--------------------------------------------------

A Naruto Fiction

"Selamat Ulang Tahun"

by: Arienna

Disclaimer: Masashi Kishimoto

-------------------------------------------------

Ia telah menyiapkannya dari jauh-jauh hari. Ia telah memikirkannya masak-masak dengan segala pertimbangan, dan dengan yakin ia membeli sepasang jepitan rambut berbentuk kupu-kupu berwarna ungu tua campur putih dengan berhiaskan intan hitam palsu. Ia dengan hati-hati memilih kotak dan bungkus kado yang sesuai setelah bingung memillih dari sekian banyak yang ada. Dan sebagai sentuhan akhir, ia menghias kotak kecil yang dibungkus kertas hijau itu dengan pita kertas berwarna putih.

Hari ini adalah hari ulang tahun Hinata Hyuuga yang ke empat belas. Penerus klan Hyuuga yang semakin waktu semakin berkembang seiring ia berlatih dengan tekun dan rajin—hampir setiap hari. Ia yang dulu sangat pemalu dan belum cukup kuat, perlahan-lahan tapi pasti mulai memperbaikinya demi dirinya sendiri. Orang-orang dari klan Hyuuga maupun dari luar klan yang dulu hanya memandangnya sebelah mata—dan mungkin masih ada—mulai menimbang-nimbang penerus Klan Hyuuga tersebut.

Dan sang penerus pun mulai membiarkan rambutnya tumbuh panjang tergerai.

Hinata bersikap sangat kesatria dengan memaafkan orang-orang yang dulu pernah menyakiti dan mengejeknya (termasuk Neji), bahkan menghargai mereka dimana orang-orang menolak dengan keras hal itu.

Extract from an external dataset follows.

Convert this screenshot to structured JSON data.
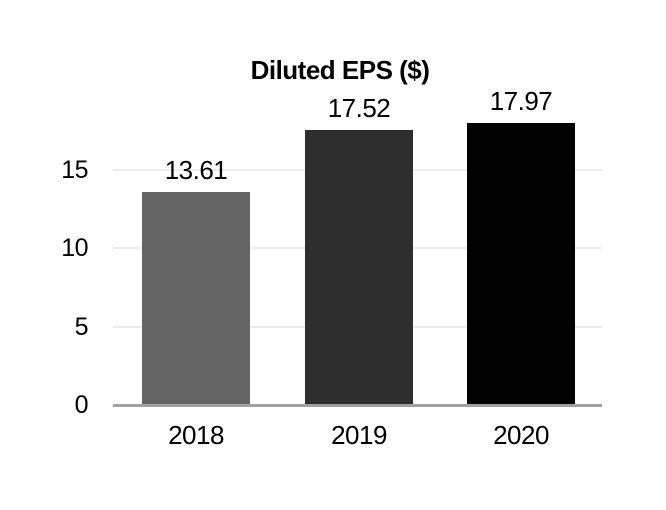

Dan tanpa diketahui olehnya sendiri, ia telah membuat beberapa lelaki terpaut hatinya pada Hinata.

Dan mungkin Neji adalah salah satunya. Sudah hampir kurang lebih dua tahun sejak Neji tinggal di rumah utama keluarga Hyuuga, dan selama itu ia telah melihat satu sisi yang berbeda dari klan Hyuuga serta Hinata yang selama ini ia selalu menolak untuk mengadah. Ia mengakui bahwa waktu itu dia dibutakan oleh dendamnya yang melibatkan kematian mendiang Hizashi Hyuuga—ayah Neji—dimana selama ini ia fikir keluarga utama Hyuuga-lah penyebabnya. Bahwa ia mati menggantikan penerus klan ternama Hyuuga, Hiashi Hyuuga.

Namun kini matanya telah terbuka berkat teman-temannya, berkat Hinata, Hanabi, serta Hiashi.

Dan mengenai hati yang terpaut—apakah keberadaan Hinata bagi Neji hanyalah sekadar keberadaan seorang sepupu yang hilang (dia tidak hilang, tapi tertutupi oleh tembok pemisah antara klan Hyuuga. Tapi kan bisa diartikan sebagai hilang juga—setidaknya untukku :p) dan seorang teman? Selama waktu yang (lumayanlah) singkat itu, apakah Neji MUNGKIN merasakan sesuatu di sudut hatinya yang belum pernah tersentuh selama ini?

Ditempatkannya di kelompok Gai telah memberikannya pengalaman kehadiran sebuah—yah, teman dan keluarga yang hilang. Meskipun agak kacau dan sedikit kurang bisa dimengerti, bagi Neji mereka adalah orang-orang yang tidak bisa digantikan dengan siapapun, dan kehadiran mereka lebih dari sekadar orang-orang yang kebetulan ditempatkan di tim yang sama saja, melainkan lebih sekadar itu. Walau ia tidak tahu harus menyebut mereka apa.

Namun apa yang ia rasakan terhadap nona-nya itu belum pernah ia rasakan sebelumnya. Tidak dengan Tenten, ataupun gadis-gadis lain sekalipun.

Entahlah. Sulit dijelaskan dengan kata-kata.

Ia tidak bisa memungkiri fakta bahwa dia pernah memikirkan hal-hal tentang Hinata—yang sebetulnya tidak begitu pantas untuk diucapkan oleh seseorang sepertinya (yang berasal dari kelas lebih bawah dan pernah menyakitinya).

Dan ia akui—meski dengan sangat sangat sangat sangat sangat sangat sangat99x terpaksa—ia pernah memimpikannya di alam bawah sadar… dimana menurutnya sangat amat betul-betul asli memalukan sekali.

"Ukh… kenapa aku malah kembali bernostalgia??" umpat Neji, kecil.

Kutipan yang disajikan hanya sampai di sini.